Drapeau
et fausse monnaie
La lumière du soleil, telle qu’elle se propose
à nous, depuis la nuit des temps, semble de prime abord faite d’un
seul tenant, d’un unique jet qui arrose la terre dans le même temps
qu’il la réchauffe.
Il nous a fallu du temps, pauvres hommes que nous
sommes, pour nous rendre compte de notre méprise et découvrir,
médusés, que le plus subtil rayon qui s’en va taquiner les
paupières d’un enfant endormi est en réalité une fantastique
gerbe de couleurs nouée par Dieu Lui-même. Ces couleurs et
leurs nuances ont, chacune prise isolément , une longueur d’onde
mesurable.
Ainsi en est-il, par exemple, du blanc, du vert
et du rouge de notre emblème national dont les caractéristiques
sont rigoureusement consignées et scientifiquement désignées
dans un des premiers textes de loi du pays.
J’aurais été heureux, d’ailleurs,
de vous révéler ici les exactes longueurs d’onde du triptyque
vert, blanc, rouge de notre drapeau, avec, en prime, les mensurations réglementaires
de l’étoffe et autres précisions utiles.
Mais il m’aurait fallu, pour satisfaire votre curiosité,
m’aventurer dans une de ces bâtisses officielles où dorment,
à poings fermés, les témoins de notre passé,
placés sous la bonne garde de plantons intraitables et dont la vue,
de loin, me donne, comme à tout Algérien normal, un sévère
urticaire.
Vous vous contenterez donc de ma parole d’honneur
si je vous dis que vous ne pouvez jamais confectionner l’emblème
authentique de l’Algérie indépendante sans avoir, au préalable,
dérobé ces formules.
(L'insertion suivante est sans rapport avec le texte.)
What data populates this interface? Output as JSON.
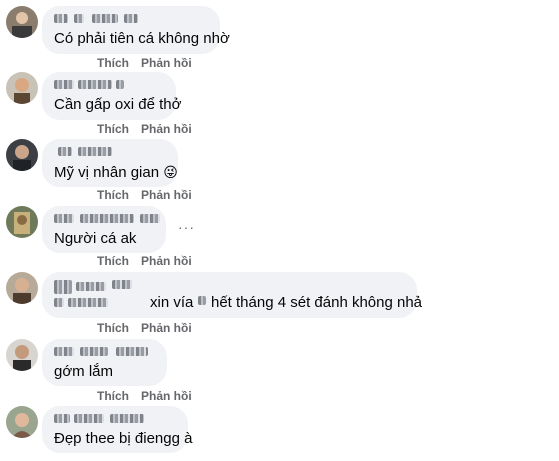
{
  "actions": {
    "like": "Thích",
    "reply": "Phản hồi"
  },
  "more_icon": "more-horizontal-icon",
  "comments": [
    {
      "text": "Có phải tiên cá không nhờ"
    },
    {
      "text": "Cần gấp oxi để thở"
    },
    {
      "text": "Mỹ vị nhân gian",
      "emoji": "😜"
    },
    {
      "text": "Người cá ak"
    },
    {
      "text_before": "xin vía",
      "text_after": "hết tháng 4 sét đánh không nhả"
    },
    {
      "text": "gớm lắm"
    },
    {
      "text": "Đẹp thee bị điengg à"
    }
  ]
}
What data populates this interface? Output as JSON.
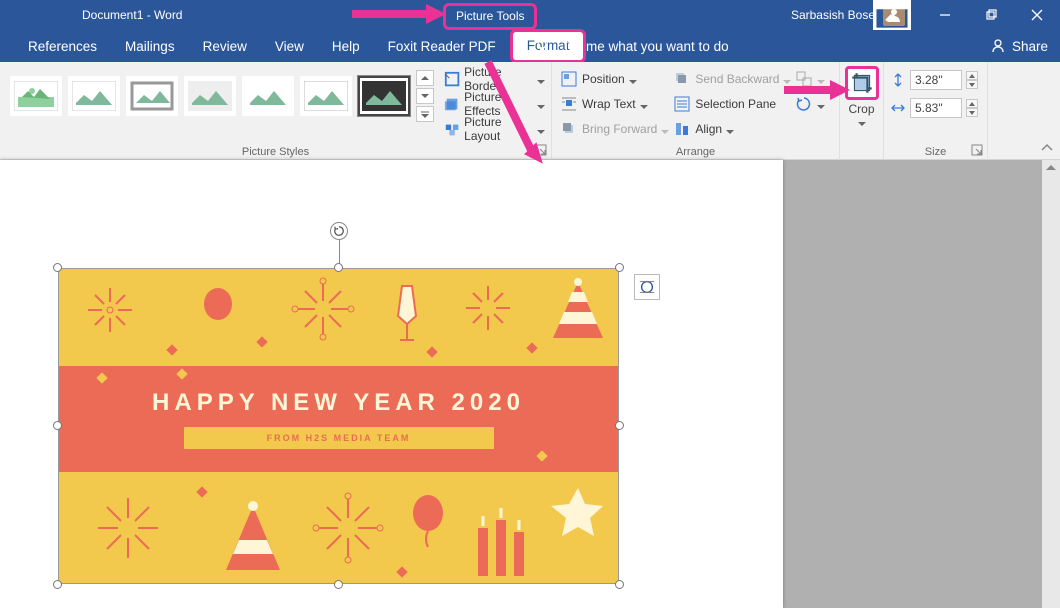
{
  "titlebar": {
    "document_title": "Document1 - Word",
    "contextual_tab": "Picture Tools",
    "user_name": "Sarbasish Bose"
  },
  "tabs": {
    "references": "References",
    "mailings": "Mailings",
    "review": "Review",
    "view": "View",
    "help": "Help",
    "foxit": "Foxit Reader PDF",
    "format": "Format",
    "tell_me": "Tell me what you want to do",
    "share": "Share"
  },
  "ribbon": {
    "picture_styles": {
      "group_label": "Picture Styles",
      "border": "Picture Border",
      "effects": "Picture Effects",
      "layout": "Picture Layout"
    },
    "arrange": {
      "group_label": "Arrange",
      "position": "Position",
      "wrap_text": "Wrap Text",
      "bring_forward": "Bring Forward",
      "send_backward": "Send Backward",
      "selection_pane": "Selection Pane",
      "align": "Align"
    },
    "crop": {
      "label": "Crop"
    },
    "size": {
      "group_label": "Size",
      "height": "3.28\"",
      "width": "5.83\""
    }
  },
  "card": {
    "headline": "HAPPY NEW YEAR 2020",
    "subline": "FROM H2S MEDIA TEAM"
  }
}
Si vous réussissez votre coup,
hé bien, croyez-moi qu’il sortira de vos mains un chef-d’œuvre d’harmonie
que vous n’aurez pas besoin de contempler deux fois pour le garder, pour
toujours, au fond de votre pupille et quelque part, au chaud, dans votre
poitrine.
Bien évidemment, les reproductions approximatives,
grossières, voire de très mauvais goût qui foisonnent
un peu partout dans notre environnement et plus particulièrement
dans nos manuels scolaires, ne risquent pas – vraiment pas – d’émouvoir
vos enfants et de marquer leur imaginaire.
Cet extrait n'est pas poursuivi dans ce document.